NVIDIA / spark-rapids

Spark RAPIDS plugin - accelerate Apache Spark with GPUs
https://nvidia.github.io/spark-rapids
Apache License 2.0
797 stars 232 forks source link

[FEA] Support parsing dates and timestamps with timezone IDs in the string #6846

Open revans2 opened 2 years ago

revans2 commented 2 years ago

Is your feature request related to a problem? Please describe. When parsing CSV or JSON, and when casting from a string to a timestamp or a date it is allowed to have a timezone id in the string itself. Ideally we should be able to support this. It might take some custom kernel work to do it. But if we can have the names of all of the time zones cached on the GPU along with the offset tables similar to what is described in https://github.com/NVIDIA/spark-rapids/issues/6831 and https://github.com/NVIDIA/spark-rapids/issues/6840 then we could detect zones that are UTC+/- and GMT +/- along with the actual named zones. (There are also aliases for UTC/etc that we will need a way to express too). But with that, then the parsing code can look up the corresponding timezone and adjust the result appropriately when parsing the data. This is likely going to need more custom kernels to make this fully work.

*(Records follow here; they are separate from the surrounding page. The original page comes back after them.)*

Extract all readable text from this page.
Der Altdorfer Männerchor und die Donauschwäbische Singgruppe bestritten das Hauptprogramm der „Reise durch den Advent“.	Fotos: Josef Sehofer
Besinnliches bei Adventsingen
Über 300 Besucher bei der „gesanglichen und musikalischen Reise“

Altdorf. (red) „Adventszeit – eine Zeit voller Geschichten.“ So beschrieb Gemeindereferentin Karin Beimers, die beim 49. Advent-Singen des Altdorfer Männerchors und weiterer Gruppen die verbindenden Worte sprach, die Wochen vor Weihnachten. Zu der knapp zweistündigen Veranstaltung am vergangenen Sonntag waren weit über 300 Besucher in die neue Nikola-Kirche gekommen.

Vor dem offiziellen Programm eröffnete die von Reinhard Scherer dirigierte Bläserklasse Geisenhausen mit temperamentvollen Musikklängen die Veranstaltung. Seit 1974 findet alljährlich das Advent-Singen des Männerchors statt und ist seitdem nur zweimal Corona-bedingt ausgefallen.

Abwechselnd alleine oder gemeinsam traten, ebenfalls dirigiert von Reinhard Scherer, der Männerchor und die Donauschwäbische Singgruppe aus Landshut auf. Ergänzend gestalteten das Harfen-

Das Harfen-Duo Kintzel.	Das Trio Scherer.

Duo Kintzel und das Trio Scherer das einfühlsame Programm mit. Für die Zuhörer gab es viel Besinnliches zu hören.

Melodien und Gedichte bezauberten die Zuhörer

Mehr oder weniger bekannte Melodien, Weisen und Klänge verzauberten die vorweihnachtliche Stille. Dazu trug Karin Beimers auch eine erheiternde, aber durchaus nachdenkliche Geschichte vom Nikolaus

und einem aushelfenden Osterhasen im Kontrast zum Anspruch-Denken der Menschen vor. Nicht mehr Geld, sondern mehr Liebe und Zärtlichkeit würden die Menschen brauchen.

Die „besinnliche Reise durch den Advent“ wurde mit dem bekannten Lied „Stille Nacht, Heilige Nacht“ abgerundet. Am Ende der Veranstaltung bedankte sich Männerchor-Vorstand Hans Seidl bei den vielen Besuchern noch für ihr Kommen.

res-life commented 10 months ago

Alfred is co-working on this.

NVnavkumar commented 9 months ago

To note: It's probably more relevant to support offsets in the string as opposed to full timezone IDs. Offsets are part of the toString output of OffsetDateTime in Java, and the ISO 8601 format (using the 'Z'). The ISO 8601 format is common enough that it should be the priority of support in this feature.

res-life commented 7 months ago

I'm not planing work on this for release 24.04 @sameerz can we move it to next release?